Future Promise for ESF
“The focus on sow feeding in gestation has been on the pounds of feed sows need and the appropriate energy levels. Now it's time to become more precise in our sow feeding programs, even as we move from the controlled environment of the stall to the more variable confines of the pen,” Greiner says.
The sophistication of the ESF system will help provide answers to sow feeding questions, such as:
Should sows be fed differently at different times during gestation?
Should different parities be fed different diets?
Which is better — a static or dynamic group of sows? To date, both types of sow housing studied are dynamic groups.
Yet, Greiner says the lack of aggression with the ESF system is very noticeable and may be due to staff utilizing the computerized systems to maintain uniformity and sow condition and identifying and quickly treating sick sows.
Production averages at High Power, which is not yet a mature parity farm, include 94% conception rate and a slightly lower farrowing rate than Bluff Road Genetics' 92%, 12.3 total pigs born, 11.8 pigs born alive and a replacement rate of 42%.
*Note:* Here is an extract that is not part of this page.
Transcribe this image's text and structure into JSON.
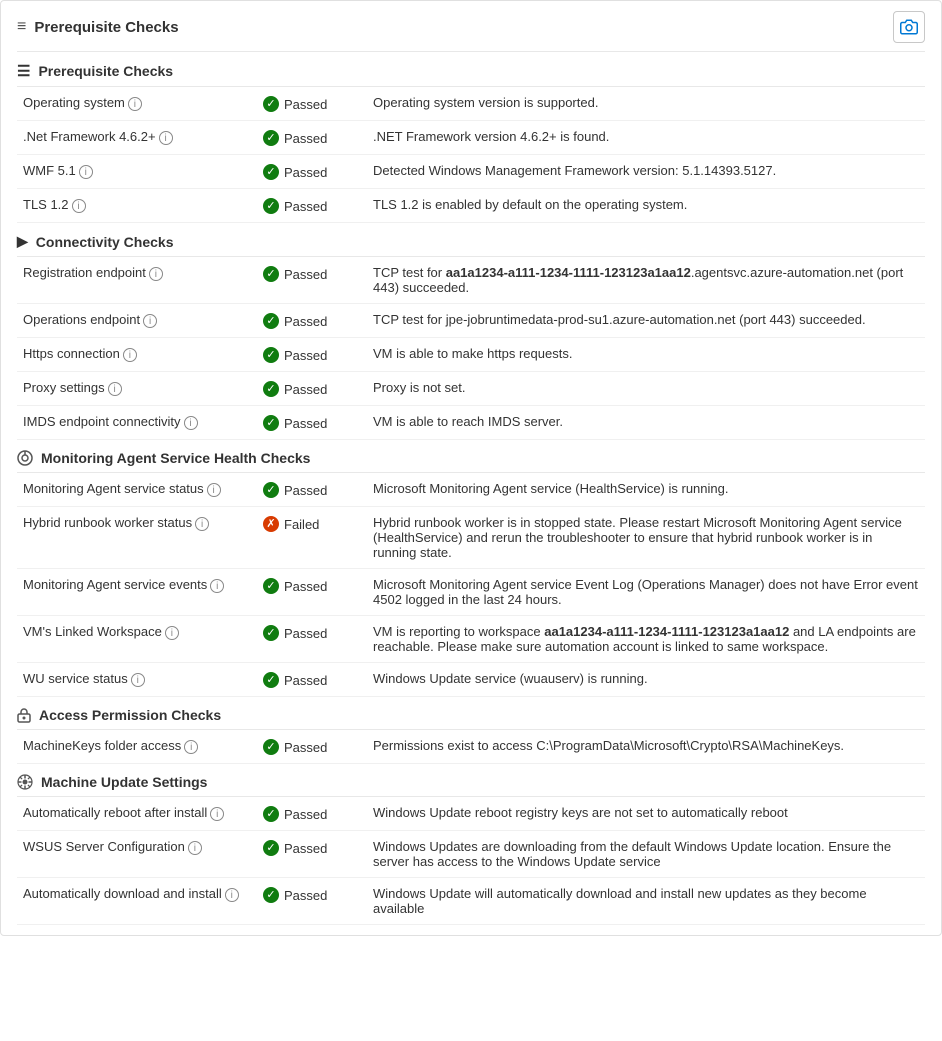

In both the small-pen and ESF systems, sows are placed in individual stalls to be bred and held for 30 days to confirm pregnancy. Once pregnancy is confirmed, sows move to pens. Sows stay in pens until Day 112 of gestation, when they move to farrowing.
Greiner says so far, one system isn't better than the other for sow housing.
“I don't think there is a right or wrong answer. Both farms do very well. It comes down to established protocol that we understand and whether we know how to feed these animals,” she says.”